Design overview

This section covers general information about SpiCE, including how the corpus was collected, and how the transcriptions were developed. Much of this is also covered in the open-access paper describing the corpus.

A phonological corpus

What's that? A phonological corpus for spoken language has audio recordings, linguistic annotations at the level of the word and phone, as well as metadata. A phonological corpus should also be representative of the selected population, big enough, and collected for a purpose. A good source of more general information on the topic is The Oxford Handbook of Corpus Phonology.

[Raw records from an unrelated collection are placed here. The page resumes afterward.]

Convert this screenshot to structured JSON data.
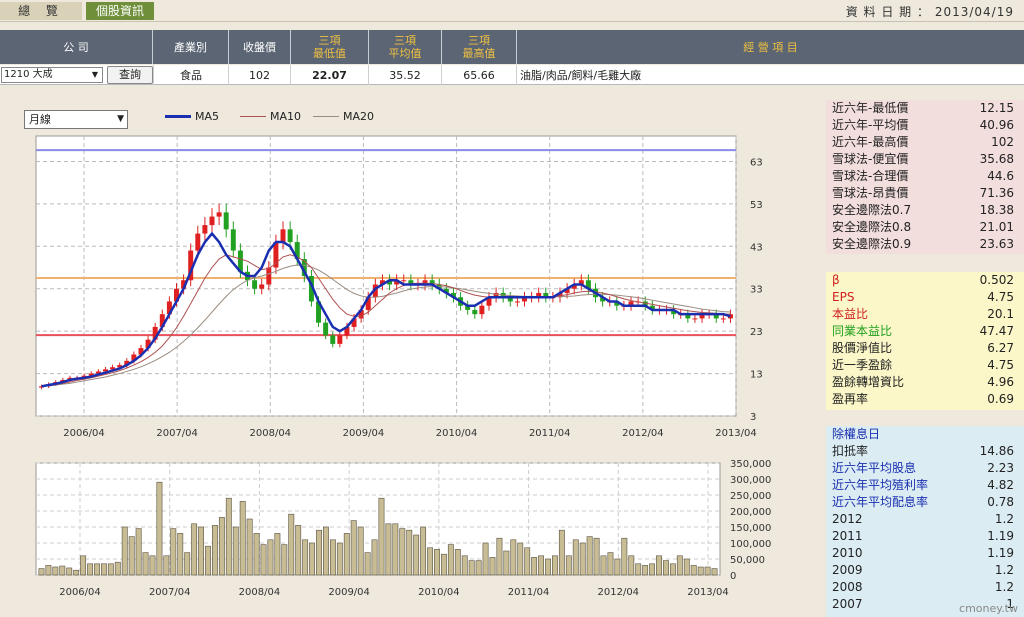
{
  "tabs": [
    {
      "label": "總 覽"
    },
    {
      "label": "個股資訊"
    }
  ],
  "date_label": "資 料 日 期 ：",
  "date_value": "2013/04/19",
  "header": {
    "company": "公 司",
    "industry": "產業別",
    "close": "收盤價",
    "min_l1": "三項",
    "min_l2": "最低值",
    "avg_l1": "三項",
    "avg_l2": "平均值",
    "max_l1": "三項",
    "max_l2": "最高值",
    "business": "經 營 項 目"
  },
  "row": {
    "stock": "1210 大成",
    "query": "查詢",
    "industry": "食品",
    "close": "102",
    "min": "22.07",
    "avg": "35.52",
    "max": "65.66",
    "business": "油脂/肉品/飼料/毛雞大廠"
  },
  "period_select": "月線",
  "legend": [
    {
      "name": "MA5",
      "color": "#1a2fb0"
    },
    {
      "name": "MA10",
      "color": "#b05050"
    },
    {
      "name": "MA20",
      "color": "#9a8c80"
    }
  ],
  "colors": {
    "up": "#e02020",
    "down": "#22a022",
    "volume": "#c8bc94",
    "ma5": "#1a2fb0",
    "ma10": "#b05050",
    "ma20": "#9a8c80",
    "ref_low": "#e8505a",
    "ref_mid": "#f0b070",
    "ref_high": "#8a8ae8"
  },
  "chart_data": [
    {
      "type": "candlestick",
      "x_labels": [
        "2006/04",
        "2007/04",
        "2008/04",
        "2009/04",
        "2010/04",
        "2011/04",
        "2012/04",
        "2013/04"
      ],
      "y_ticks": [
        "63",
        "53",
        "43",
        "33",
        "23",
        "13",
        "3"
      ],
      "ylim": [
        3,
        69
      ],
      "ref_lines": [
        65.66,
        35.52,
        22.07
      ],
      "grid": true,
      "close": [
        10,
        10.5,
        11,
        11.5,
        12,
        12,
        12.5,
        13,
        13.5,
        14,
        14.5,
        15,
        16,
        17.5,
        19,
        21,
        24,
        27,
        30,
        33,
        35,
        42,
        46,
        48,
        50,
        51,
        47,
        42,
        37,
        35,
        33,
        34,
        38,
        44,
        47,
        44,
        40,
        36,
        30,
        25,
        22,
        20,
        22,
        24,
        26,
        28,
        31,
        34,
        35,
        34,
        35,
        35,
        34,
        34,
        35,
        34,
        33,
        32,
        31,
        29,
        28,
        27,
        29,
        31,
        32,
        31,
        30,
        30,
        31,
        31,
        32,
        31,
        31,
        32,
        33,
        34,
        35,
        33,
        31,
        30,
        30,
        29,
        29,
        30,
        30,
        29,
        28,
        28,
        28,
        27,
        27,
        26,
        26,
        27,
        27,
        26,
        26,
        27
      ],
      "ma5": [
        10,
        10.3,
        10.6,
        11,
        11.5,
        11.8,
        12,
        12.3,
        12.8,
        13.2,
        13.7,
        14.2,
        15,
        16,
        17.3,
        19,
        21.3,
        24,
        27,
        30,
        33,
        37,
        41,
        44,
        46,
        44,
        41,
        39,
        37,
        36,
        36,
        38,
        42,
        44,
        44,
        43,
        40,
        37,
        34,
        30,
        27,
        24,
        23,
        24,
        26,
        28,
        31,
        33,
        34,
        35,
        35,
        34,
        34,
        34,
        34,
        34,
        33,
        32,
        31,
        30,
        29,
        29,
        30,
        31,
        31,
        31,
        31,
        31,
        31,
        31,
        31,
        31,
        31,
        32,
        33,
        34,
        34,
        33,
        32,
        31,
        30,
        30,
        29,
        29,
        29,
        29,
        28,
        28,
        28,
        28,
        27,
        27,
        27,
        27,
        27,
        27,
        27,
        26.5
      ],
      "ma10": [
        10,
        10.2,
        10.4,
        10.7,
        11,
        11.4,
        11.7,
        12,
        12.4,
        12.8,
        13.2,
        13.7,
        14.3,
        15,
        15.8,
        16.8,
        18,
        19.5,
        21.5,
        23.8,
        26.5,
        29.5,
        32.5,
        35.5,
        38,
        40,
        41,
        40.5,
        40,
        39.5,
        38.5,
        37.5,
        37.8,
        39,
        40.5,
        41,
        40.5,
        39.5,
        38,
        35.5,
        33,
        30.5,
        28.5,
        27,
        26.5,
        26.5,
        27.5,
        29,
        30.5,
        32,
        33,
        33.8,
        34.2,
        34.3,
        34.3,
        34.2,
        34,
        33.7,
        33.2,
        32.6,
        32,
        31.5,
        31.2,
        31,
        31,
        31,
        31,
        31,
        31,
        31,
        31,
        31,
        31.1,
        31.3,
        31.6,
        32,
        32.3,
        32.4,
        32.3,
        32,
        31.6,
        31.1,
        30.6,
        30.2,
        29.9,
        29.6,
        29.3,
        29,
        28.7,
        28.4,
        28.1,
        27.8,
        27.6,
        27.4,
        27.3,
        27.2,
        27,
        27
      ],
      "ma20": [
        10,
        10.1,
        10.3,
        10.5,
        10.7,
        11,
        11.3,
        11.6,
        11.9,
        12.2,
        12.6,
        13,
        13.5,
        14,
        14.6,
        15.3,
        16.1,
        17,
        18,
        19.2,
        20.6,
        22.1,
        23.8,
        25.6,
        27.5,
        29.4,
        31.2,
        32.8,
        34,
        35,
        35.6,
        36,
        36.5,
        37.1,
        37.8,
        38.3,
        38.6,
        38.5,
        38.1,
        37.4,
        36.4,
        35.2,
        34,
        32.8,
        31.9,
        31.3,
        31,
        31,
        31.2,
        31.6,
        32,
        32.5,
        32.9,
        33.2,
        33.4,
        33.5,
        33.5,
        33.4,
        33.2,
        33,
        32.7,
        32.4,
        32.1,
        31.9,
        31.7,
        31.5,
        31.4,
        31.3,
        31.2,
        31.2,
        31.1,
        31.1,
        31.1,
        31.1,
        31.2,
        31.3,
        31.5,
        31.6,
        31.7,
        31.7,
        31.6,
        31.5,
        31.3,
        31.1,
        30.9,
        30.6,
        30.3,
        30,
        29.7,
        29.4,
        29.1,
        28.8,
        28.5,
        28.2,
        28,
        27.8,
        27.6,
        27.5
      ]
    },
    {
      "type": "bar",
      "x_labels": [
        "2006/04",
        "2007/04",
        "2008/04",
        "2009/04",
        "2010/04",
        "2011/04",
        "2012/04",
        "2013/04"
      ],
      "y_ticks": [
        "350,000",
        "300,000",
        "250,000",
        "200,000",
        "150,000",
        "100,000",
        "50,000",
        "0"
      ],
      "ylim": [
        0,
        350000
      ],
      "values": [
        20000,
        30000,
        25000,
        28000,
        22000,
        15000,
        60000,
        35000,
        35000,
        35000,
        35000,
        40000,
        150000,
        120000,
        145000,
        70000,
        60000,
        290000,
        60000,
        145000,
        130000,
        70000,
        160000,
        150000,
        90000,
        155000,
        180000,
        240000,
        150000,
        230000,
        175000,
        130000,
        95000,
        110000,
        130000,
        95000,
        190000,
        155000,
        110000,
        100000,
        140000,
        150000,
        110000,
        100000,
        130000,
        170000,
        150000,
        70000,
        110000,
        240000,
        160000,
        160000,
        145000,
        140000,
        125000,
        150000,
        85000,
        80000,
        65000,
        95000,
        80000,
        60000,
        45000,
        45000,
        100000,
        55000,
        115000,
        75000,
        110000,
        100000,
        85000,
        55000,
        60000,
        50000,
        60000,
        140000,
        60000,
        110000,
        100000,
        120000,
        115000,
        60000,
        70000,
        50000,
        115000,
        60000,
        35000,
        30000,
        35000,
        60000,
        45000,
        35000,
        60000,
        50000,
        30000,
        25000,
        25000,
        20000
      ]
    }
  ],
  "side_top": [
    {
      "label": "近六年-最低價",
      "value": "12.15"
    },
    {
      "label": "近六年-平均價",
      "value": "40.96"
    },
    {
      "label": "近六年-最高價",
      "value": "102"
    },
    {
      "label": "雪球法-便宜價",
      "value": "35.68"
    },
    {
      "label": "雪球法-合理價",
      "value": "44.6"
    },
    {
      "label": "雪球法-昂貴價",
      "value": "71.36"
    },
    {
      "label": "安全邊際法0.7",
      "value": "18.38"
    },
    {
      "label": "安全邊際法0.8",
      "value": "21.01"
    },
    {
      "label": "安全邊際法0.9",
      "value": "23.63"
    }
  ],
  "side_mid": [
    {
      "label": "β",
      "value": "0.502",
      "color": "#d02020"
    },
    {
      "label": "EPS",
      "value": "4.75",
      "color": "#d02020"
    },
    {
      "label": "本益比",
      "value": "20.1",
      "color": "#d02020"
    },
    {
      "label": "同業本益比",
      "value": "47.47",
      "color": "#20a020"
    },
    {
      "label": "股價淨值比",
      "value": "6.27",
      "color": "#222222"
    },
    {
      "label": "近一季盈餘",
      "value": "4.75",
      "color": "#222222"
    },
    {
      "label": "盈餘轉增資比",
      "value": "4.96",
      "color": "#222222"
    },
    {
      "label": "盈再率",
      "value": "0.69",
      "color": "#222222"
    }
  ],
  "side_bottom_title": "除權息日",
  "side_bottom": [
    {
      "label": "扣抵率",
      "value": "14.86",
      "color": "#222222"
    },
    {
      "label": "近六年平均股息",
      "value": "2.23",
      "color": "#1a2fb0"
    },
    {
      "label": "近六年平均殖利率",
      "value": "4.82",
      "color": "#1a2fb0"
    },
    {
      "label": "近六年平均配息率",
      "value": "0.78",
      "color": "#1a2fb0"
    },
    {
      "label": "2012",
      "value": "1.2",
      "color": "#222222"
    },
    {
      "label": "2011",
      "value": "1.19",
      "color": "#222222"
    },
    {
      "label": "2010",
      "value": "1.19",
      "color": "#222222"
    },
    {
      "label": "2009",
      "value": "1.2",
      "color": "#222222"
    },
    {
      "label": "2008",
      "value": "1.2",
      "color": "#222222"
    },
    {
      "label": "2007",
      "value": "1",
      "color": "#222222"
    }
  ],
  "watermark": "cmoney.tw"
}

SpiCE is a phonological corpus, albeit one with force-aligned phones. A future release might include hand-corrected phones, but that's a big ❓ at the moment. If you're interested in contributing to the corpus—hand-correction or anything else—please get in touch!

The speech community

The Cantonese-speaking community in Metro Vancouver is a unique bilingual community. Not only is Cantonese very widely spoken in the area, it has been for a long time, and by a heterogeneous group of people. Statistics Canada has some useful visualizations for getting a broad picture of the linguistic landscape—in particular: Proportion of mother tongue responses for various regions in Canada from the 2016 Census. Needless to say, there is a lot more that could be said here!

Participant recruitment

Thirty-four early Cantonese-English bilinguals were recruited from the UBC community in Metro Vancouver, BC, Canada, using language like:

Do you speak Cantonese and English? You can be part of a bilingual speech database. We’re studying what makes bilingual speech unique—specifically, how languages influence one another. We are looking for fluent speakers of Cantonese and English, between the ages of 19 and 35 (inclusive), with normal speech and hearing. The study involves two conversational interviews on everyday topics like culture, hobbies, school, community issues, or work. What’s the catch? One interview will be conducted in Cantonese, and the other in English. Both interviews will be recorded and included in an Open Access database, so researchers and developers around the world can play with and learn from your speech. Participation lasts approximately 1.5 hours at UBC (6368 Stores Road, Vancouver, BC). You will be compensated $15 (or receive partial course credit instead, upon request).

Participants were recruited from October 2018 through March 2020 via word of mouth, social media, clubs, the UBC linguistics subject pool, and other similar methods. A detailed summary of the participants' language background information is provided in the corpus download. The group of participants recruited for SpiCE reflects the heterogeneity in the speech community.